Update: Since the time this article was originally written, the North Fork Nooksack Maple Creek Reach project has been assessed for changes in the river channel and habitat for salmon and to see if any damages occurred to the ELJs. No damage was observed and the ELJs constructed at the lower end of the reach, to prevent the river from eroding lower Maple Creek while improving habitat in the river, functioned as designed.

Next year, we plan to continue work up river from this year’s successful Phase 1. Phase 2 will include construction of 20 log jams in a 0.4-mile section of the North Fork, with a similar goal of restoring a side channel and forested island at the edge of the floodplain.

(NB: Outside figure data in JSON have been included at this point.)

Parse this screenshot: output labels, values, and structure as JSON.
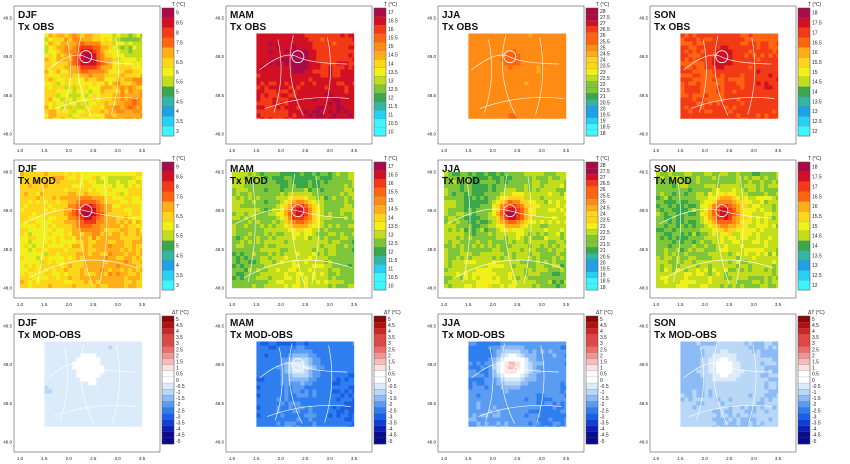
{
  "palettes": {
    "djf": [
      "#3ff5fd",
      "#28d0f6",
      "#1ea1e6",
      "#35b6a4",
      "#3aa84a",
      "#7fc53a",
      "#c2dd1c",
      "#f1f01a",
      "#ffd51c",
      "#ffae1a",
      "#ff8a14",
      "#ff6410",
      "#f23b16",
      "#d21024",
      "#a80b48"
    ],
    "mam": [
      "#3ff5fd",
      "#28d0f6",
      "#1ea1e6",
      "#35b6a4",
      "#3aa84a",
      "#7fc53a",
      "#c2dd1c",
      "#f1f01a",
      "#ffd51c",
      "#ffae1a",
      "#ff8a14",
      "#ff6410",
      "#f23b16",
      "#d21024",
      "#a80b48"
    ],
    "jja": [
      "#3ff5fd",
      "#28d0f6",
      "#1ea1e6",
      "#35b6a4",
      "#3aa84a",
      "#7fc53a",
      "#c2dd1c",
      "#f1f01a",
      "#ffd51c",
      "#ffae1a",
      "#ff8a14",
      "#ff6410",
      "#f23b16",
      "#d21024",
      "#a80b48"
    ],
    "son": [
      "#3ff5fd",
      "#28d0f6",
      "#1ea1e6",
      "#35b6a4",
      "#3aa84a",
      "#7fc53a",
      "#c2dd1c",
      "#f1f01a",
      "#ffd51c",
      "#ffae1a",
      "#ff8a14",
      "#ff6410",
      "#f23b16",
      "#d21024",
      "#a80b48"
    ],
    "diff": [
      "#0a0a8c",
      "#0b1fb4",
      "#0f3fd4",
      "#1a5ee6",
      "#2f7eef",
      "#5b9cf2",
      "#8cbbf5",
      "#b9d7f7",
      "#dcebfa",
      "#ffffff",
      "#ffffff",
      "#fde2e2",
      "#f9bcbc",
      "#f29494",
      "#ea6c6c",
      "#e04646",
      "#d02424",
      "#b40f0f",
      "#8c0808"
    ]
  },
  "chart_data": [
    {
      "type": "heatmap",
      "season": "DJF",
      "variable": "Tx OBS",
      "legend_title": "T (°C)",
      "legend_labels": [
        "9",
        "8.5",
        "8",
        "7.5",
        "7",
        "6.5",
        "6",
        "5.5",
        "5",
        "4.5",
        "4",
        "3.5",
        "3"
      ],
      "value_range": [
        3,
        9
      ],
      "map_range": [
        5.0,
        7.6
      ],
      "hot_center_value": 8.8,
      "palette": "djf",
      "xlim": [
        1.0,
        3.5
      ],
      "ylim": [
        48.0,
        49.5
      ],
      "xticks": [
        "1.0",
        "1.5",
        "2.0",
        "2.5",
        "3.0",
        "3.5"
      ],
      "yticks": [
        "49.5",
        "49.0",
        "48.5",
        "48.0"
      ],
      "city_lon": 2.35,
      "city_lat": 49.0,
      "domain": [
        1.5,
        3.5,
        48.2,
        49.3
      ]
    },
    {
      "type": "heatmap",
      "season": "MAM",
      "variable": "Tx OBS",
      "legend_title": "T (°C)",
      "legend_labels": [
        "17",
        "16.5",
        "16",
        "15.5",
        "15",
        "14.5",
        "14",
        "13.5",
        "13",
        "12.5",
        "12",
        "11.5",
        "11",
        "10.5",
        "10"
      ],
      "value_range": [
        10,
        17
      ],
      "map_range": [
        15.5,
        16.8
      ],
      "hot_center_value": 16.9,
      "palette": "mam",
      "xlim": [
        1.0,
        3.5
      ],
      "ylim": [
        48.0,
        49.5
      ],
      "xticks": [
        "1.0",
        "1.5",
        "2.0",
        "2.5",
        "3.0",
        "3.5"
      ],
      "yticks": [
        "49.5",
        "49.0",
        "48.5",
        "48.0"
      ],
      "city_lon": 2.35,
      "city_lat": 49.0,
      "domain": [
        1.5,
        3.5,
        48.2,
        49.3
      ]
    },
    {
      "type": "heatmap",
      "season": "JJA",
      "variable": "Tx OBS",
      "legend_title": "T (°C)",
      "legend_labels": [
        "28",
        "27.5",
        "27",
        "26.5",
        "26",
        "25.5",
        "25",
        "24.5",
        "24",
        "23.5",
        "23",
        "22.5",
        "22",
        "21.5",
        "21",
        "20.5",
        "20",
        "19.5",
        "19",
        "18.5",
        "18"
      ],
      "value_range": [
        18,
        28
      ],
      "map_range": [
        24.4,
        25.5
      ],
      "hot_center_value": 25.6,
      "palette": "jja",
      "xlim": [
        1.0,
        3.5
      ],
      "ylim": [
        48.0,
        49.5
      ],
      "xticks": [
        "1.0",
        "1.5",
        "2.0",
        "2.5",
        "3.0",
        "3.5"
      ],
      "yticks": [
        "49.5",
        "49.0",
        "48.5",
        "48.0"
      ],
      "city_lon": 2.35,
      "city_lat": 49.0,
      "domain": [
        1.5,
        3.5,
        48.2,
        49.3
      ]
    },
    {
      "type": "heatmap",
      "season": "SON",
      "variable": "Tx OBS",
      "legend_title": "T (°C)",
      "legend_labels": [
        "18",
        "17.5",
        "17",
        "16.5",
        "16",
        "15.5",
        "15",
        "14.5",
        "14",
        "13.5",
        "13",
        "12.5",
        "12"
      ],
      "value_range": [
        12,
        18
      ],
      "map_range": [
        16.3,
        17.4
      ],
      "hot_center_value": 17.5,
      "palette": "son",
      "xlim": [
        1.0,
        3.5
      ],
      "ylim": [
        48.0,
        49.5
      ],
      "xticks": [
        "1.0",
        "1.5",
        "2.0",
        "2.5",
        "3.0",
        "3.5"
      ],
      "yticks": [
        "49.5",
        "49.0",
        "48.5",
        "48.0"
      ],
      "city_lon": 2.35,
      "city_lat": 49.0,
      "domain": [
        1.5,
        3.5,
        48.2,
        49.3
      ]
    },
    {
      "type": "heatmap",
      "season": "DJF",
      "variable": "Tx MOD",
      "legend_title": "T (°C)",
      "legend_labels": [
        "9",
        "8.5",
        "8",
        "7.5",
        "7",
        "6.5",
        "6",
        "5.5",
        "5",
        "4.5",
        "4",
        "3.5",
        "3"
      ],
      "value_range": [
        3,
        9
      ],
      "map_range": [
        5.5,
        7.2
      ],
      "hot_center_value": 8.7,
      "palette": "djf",
      "xlim": [
        1.0,
        3.5
      ],
      "ylim": [
        48.0,
        49.5
      ],
      "xticks": [
        "1.0",
        "1.5",
        "2.0",
        "2.5",
        "3.0",
        "3.5"
      ],
      "yticks": [
        "49.5",
        "49.0",
        "48.5",
        "48.0"
      ],
      "city_lon": 2.35,
      "city_lat": 49.0,
      "domain": [
        1.0,
        3.5,
        48.0,
        49.5
      ]
    },
    {
      "type": "heatmap",
      "season": "MAM",
      "variable": "Tx MOD",
      "legend_title": "T (°C)",
      "legend_labels": [
        "17",
        "16.5",
        "16",
        "15.5",
        "15",
        "14.5",
        "14",
        "13.5",
        "13",
        "12.5",
        "12",
        "11.5",
        "11",
        "10.5",
        "10"
      ],
      "value_range": [
        10,
        17
      ],
      "map_range": [
        11.8,
        13.6
      ],
      "hot_center_value": 16.5,
      "palette": "mam",
      "xlim": [
        1.0,
        3.5
      ],
      "ylim": [
        48.0,
        49.5
      ],
      "xticks": [
        "1.0",
        "1.5",
        "2.0",
        "2.5",
        "3.0",
        "3.5"
      ],
      "yticks": [
        "49.5",
        "49.0",
        "48.5",
        "48.0"
      ],
      "city_lon": 2.35,
      "city_lat": 49.0,
      "domain": [
        1.0,
        3.5,
        48.0,
        49.5
      ]
    },
    {
      "type": "heatmap",
      "season": "JJA",
      "variable": "Tx MOD",
      "legend_title": "T (°C)",
      "legend_labels": [
        "28",
        "27.5",
        "27",
        "26.5",
        "26",
        "25.5",
        "25",
        "24.5",
        "24",
        "23.5",
        "23",
        "22.5",
        "22",
        "21.5",
        "21",
        "20.5",
        "20",
        "19.5",
        "19",
        "18.5",
        "18"
      ],
      "value_range": [
        18,
        28
      ],
      "map_range": [
        20.5,
        23.4
      ],
      "hot_center_value": 27.6,
      "palette": "jja",
      "xlim": [
        1.0,
        3.5
      ],
      "ylim": [
        48.0,
        49.5
      ],
      "xticks": [
        "1.0",
        "1.5",
        "2.0",
        "2.5",
        "3.0",
        "3.5"
      ],
      "yticks": [
        "49.5",
        "49.0",
        "48.5",
        "48.0"
      ],
      "city_lon": 2.35,
      "city_lat": 49.0,
      "domain": [
        1.0,
        3.5,
        48.0,
        49.5
      ]
    },
    {
      "type": "heatmap",
      "season": "SON",
      "variable": "Tx MOD",
      "legend_title": "T (°C)",
      "legend_labels": [
        "18",
        "17.5",
        "17",
        "16.5",
        "16",
        "15.5",
        "15",
        "14.5",
        "14",
        "13.5",
        "13",
        "12.5",
        "12"
      ],
      "value_range": [
        12,
        18
      ],
      "map_range": [
        13.6,
        15.3
      ],
      "hot_center_value": 17.6,
      "palette": "son",
      "xlim": [
        1.0,
        3.5
      ],
      "ylim": [
        48.0,
        49.5
      ],
      "xticks": [
        "1.0",
        "1.5",
        "2.0",
        "2.5",
        "3.0",
        "3.5"
      ],
      "yticks": [
        "49.5",
        "49.0",
        "48.5",
        "48.0"
      ],
      "city_lon": 2.35,
      "city_lat": 49.0,
      "domain": [
        1.0,
        3.5,
        48.0,
        49.5
      ]
    },
    {
      "type": "heatmap",
      "season": "DJF",
      "variable": "Tx MOD-OBS",
      "legend_title": "ΔT (°C)",
      "legend_labels": [
        "5",
        "4.5",
        "4",
        "3.5",
        "3",
        "2.5",
        "2",
        "1.5",
        "1",
        "0.5",
        "0",
        "-0.5",
        "-1",
        "-1.5",
        "-2",
        "-2.5",
        "-3",
        "-3.5",
        "-4",
        "-4.5",
        "-5"
      ],
      "value_range": [
        -5,
        5
      ],
      "map_range": [
        -0.9,
        -0.3
      ],
      "hot_center_value": 0.2,
      "palette": "diff",
      "xlim": [
        1.0,
        3.5
      ],
      "ylim": [
        48.0,
        49.5
      ],
      "xticks": [
        "1.0",
        "1.5",
        "2.0",
        "2.5",
        "3.0",
        "3.5"
      ],
      "yticks": [
        "49.5",
        "49.0",
        "48.5",
        "48.0"
      ],
      "city_lon": 2.35,
      "city_lat": 49.0,
      "domain": [
        1.5,
        3.5,
        48.2,
        49.3
      ]
    },
    {
      "type": "heatmap",
      "season": "MAM",
      "variable": "Tx MOD-OBS",
      "legend_title": "ΔT (°C)",
      "legend_labels": [
        "5",
        "4.5",
        "4",
        "3.5",
        "3",
        "2.5",
        "2",
        "1.5",
        "1",
        "0.5",
        "0",
        "-0.5",
        "-1",
        "-1.5",
        "-2",
        "-2.5",
        "-3",
        "-3.5",
        "-4",
        "-4.5",
        "-5"
      ],
      "value_range": [
        -5,
        5
      ],
      "map_range": [
        -3.3,
        -2.1
      ],
      "hot_center_value": -0.3,
      "palette": "diff",
      "xlim": [
        1.0,
        3.5
      ],
      "ylim": [
        48.0,
        49.5
      ],
      "xticks": [
        "1.0",
        "1.5",
        "2.0",
        "2.5",
        "3.0",
        "3.5"
      ],
      "yticks": [
        "49.5",
        "49.0",
        "48.5",
        "48.0"
      ],
      "city_lon": 2.35,
      "city_lat": 49.0,
      "domain": [
        1.5,
        3.5,
        48.2,
        49.3
      ]
    },
    {
      "type": "heatmap",
      "season": "JJA",
      "variable": "Tx MOD-OBS",
      "legend_title": "ΔT (°C)",
      "legend_labels": [
        "5",
        "4.5",
        "4",
        "3.5",
        "3",
        "2.5",
        "2",
        "1.5",
        "1",
        "0.5",
        "0",
        "-0.5",
        "-1",
        "-1.5",
        "-2",
        "-2.5",
        "-3",
        "-3.5",
        "-4",
        "-4.5",
        "-5"
      ],
      "value_range": [
        -5,
        5
      ],
      "map_range": [
        -2.9,
        -1.6
      ],
      "hot_center_value": 1.6,
      "palette": "diff",
      "xlim": [
        1.0,
        3.5
      ],
      "ylim": [
        48.0,
        49.5
      ],
      "xticks": [
        "1.0",
        "1.5",
        "2.0",
        "2.5",
        "3.0",
        "3.5"
      ],
      "yticks": [
        "49.5",
        "49.0",
        "48.5",
        "48.0"
      ],
      "city_lon": 2.35,
      "city_lat": 49.0,
      "domain": [
        1.5,
        3.5,
        48.2,
        49.3
      ]
    },
    {
      "type": "heatmap",
      "season": "SON",
      "variable": "Tx MOD-OBS",
      "legend_title": "ΔT (°C)",
      "legend_labels": [
        "5",
        "4.5",
        "4",
        "3.5",
        "3",
        "2.5",
        "2",
        "1.5",
        "1",
        "0.5",
        "0",
        "-0.5",
        "-1",
        "-1.5",
        "-2",
        "-2.5",
        "-3",
        "-3.5",
        "-4",
        "-4.5",
        "-5"
      ],
      "value_range": [
        -5,
        5
      ],
      "map_range": [
        -1.7,
        -0.9
      ],
      "hot_center_value": 0.1,
      "palette": "diff",
      "xlim": [
        1.0,
        3.5
      ],
      "ylim": [
        48.0,
        49.5
      ],
      "xticks": [
        "1.0",
        "1.5",
        "2.0",
        "2.5",
        "3.0",
        "3.5"
      ],
      "yticks": [
        "49.5",
        "49.0",
        "48.5",
        "48.0"
      ],
      "city_lon": 2.35,
      "city_lat": 49.0,
      "domain": [
        1.5,
        3.5,
        48.2,
        49.3
      ]
    }
  ]
}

The North Fork Nooksack Maple Reach Phase 1 restoration project was managed from design through construction and monitoring by Watershed Restoration Coordinator Eric Stover, with support from the following:

  • Sindick Bura and Aaron Cline – log inventory, construction support, fish exclusion and planting
  • Lindsie Fratus-Thomas – design review, planning support, fish exclusion and construction oversight support.
  • Treva Coe – securing grant funding, grant and budget management, design review, fish exclusion
  • Michael Maudlin – design review, habitat monitoring
  • Ned Currence – water isolation planning, fish exclusion
  • Darren Malloway, Jeremiah Johnny – fish exclusion
  • Trevor Delgado – cultural resources review
  • George Swanaset Jr. – department direction

The NCR Habitat Program staff also wish to thank Tribal Council and Administration staff for their strong support of these important chinook habitat restoration projects. 

It takes a lot of effort, decades of work, and many hands to restore a river and attempt to bring back early chinook from the brink of extinction. We are grateful to have the opportunity to continue to do our part to recover salmon and to recover treaty fishing opportunities for the Nooksack Indian Tribal members.

Some of the juvenile salmonids – including coho salmon, steelhead, and bull trout – caught during one seining set.
Drone photo looking down river. ELJs slowing further erosion of river into lower Maple Creek (behind ELJs at top right of photo) while providing pool habitat and starting the formation of a side-channel for improved chinook habitat (middle left of photo).